Como periodista y redactora suelo ser bastante exigente con mis escritos, sobre todo cuándo intento hacer algo más profesional o narrativo, acostumbro a leerme después de terminar muchas veces y encuentro que pude haber escrito alguna mejor idea, metáfora, palabra o qué quizá pude  haber hecho alguna pregunta interesante que en su momento no sé me ocurrió.
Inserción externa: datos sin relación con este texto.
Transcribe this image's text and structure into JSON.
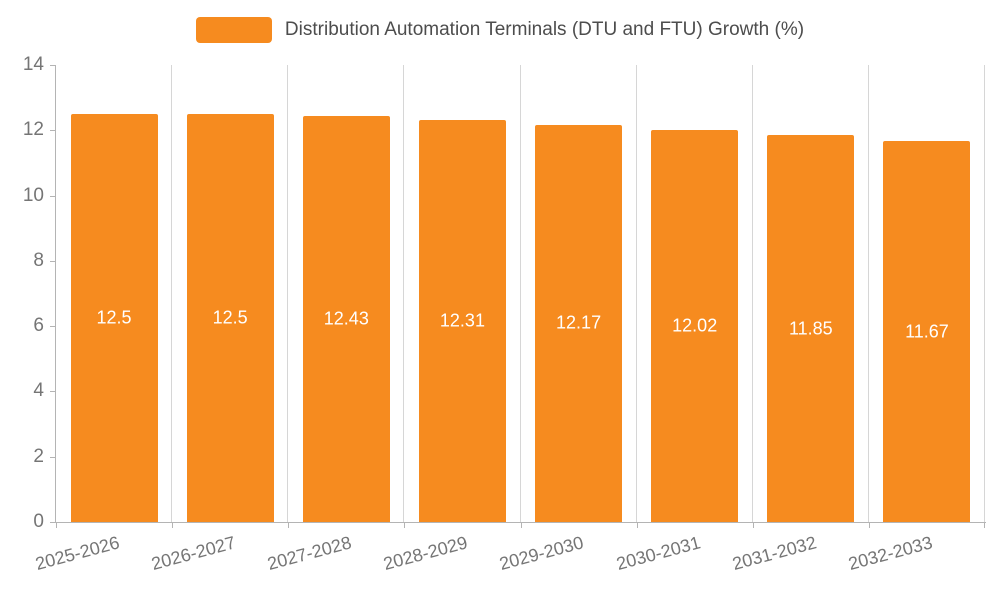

Me torturaba por horas y días al grado que a veces no podía dormir de la incomodidad de revivir el momento, de verdad no sé por qué lo hacía si era nocivo para mi autoestima.

Otras veces me pasaba que cuando un editor me corregía un texto o me decía en qué me había equivocado experimentaba frustración y pensamientos terribles donde me reprochaba no haberlo hecho cómo debía y de momento se me ocurrían todas las buenas ideas, la verdad es que soy bastante joven y eso me pasó a los 22 y 23 así que después de todo entendí que estoy perfeccionando la técnica y evidentemente equivocarse era algo natural.

Pero si me equivocará cuando sea mucho más grande  tampoco debería ser algo con lo que me torture como ese látigo mental que insiste en recordar y repasar el momento de la equivocación.

En otro momento me perjudiqué porque subí algunos kilos y me costaba trabajo comer mucho más ligero para bajar y venían también los reproches después de comerme una hamburguesa, un refresco, o hasta andar picando la comida entre el día. La verdad era mi peor juez y enemigo y tuve tantos problemas emocionales que me llevaron al límite.

Incluso también quise ser “perfecta” en la cuestión emocional no ser tan sensible y llorar por cualquier cosa, pero tampoco podía evitarlo suelo ser racional, pero tengo las emociones a flor de piel y he entendido que es parte de mi personalidad, aunque también trato de mejorar ese asunto.

Confieso que me llevé al límite de entender que era la más dura e intolerante juez de mi persona, no toleraba ni el mínimo error  y me reprochaba demasiado los errores, sin embargo ahora pienso y he entendido gracias a un proceso de conocimiento interior y de mucho aprendizaje que no hay que ser tan duros con nosotros mismos, si exigentes siempre dar lo mejor de nosotros, pero saber que si nos equivocamos en algo simplemente NO PASA NADA, no arruinamos nuestra vida en absoluto, ni nuestra carrera, ni nada en realidad.

Tenemos derecho a hacerlo porque si no lo hiciéramos no seríamos seres humanos, además también he aprendido que se aprende mucho de los errores. Yo he perfeccionado mucho bastantes cosas como ejemplo escribir o cocinar, que hasta hace unos años me era un campo tan desconocido que no sabía ni preparar un huevo, y entrar a la cocina que era para descomponer la licuadora, quemar las tortillas, los asados y por supuesto darme unas quemadas bastante dolorosas, al grado que hasta mi familia me decía que no entrará más cocina, pensé que siempre sería un desastre , pero la práctica hace al maestro y ahora se hacer pastas, pizzas y guisados bastante comunes a los cuales ya no les falta sal.

Por lo cual no debemos limitarnos en lo absoluto. No debemos pensar que una equivocación nos marca de por vida con una etiqueta de fracaso o dañarnos con el pensamiento de que somos pésimos en dicha técnica o arte o no somos suficientes. Estoy convencida ahora que mis errores me han hecho crecer mucho más que mis éxitos y esos triunfos llegaron gracias  a las caídas y los tropiezos.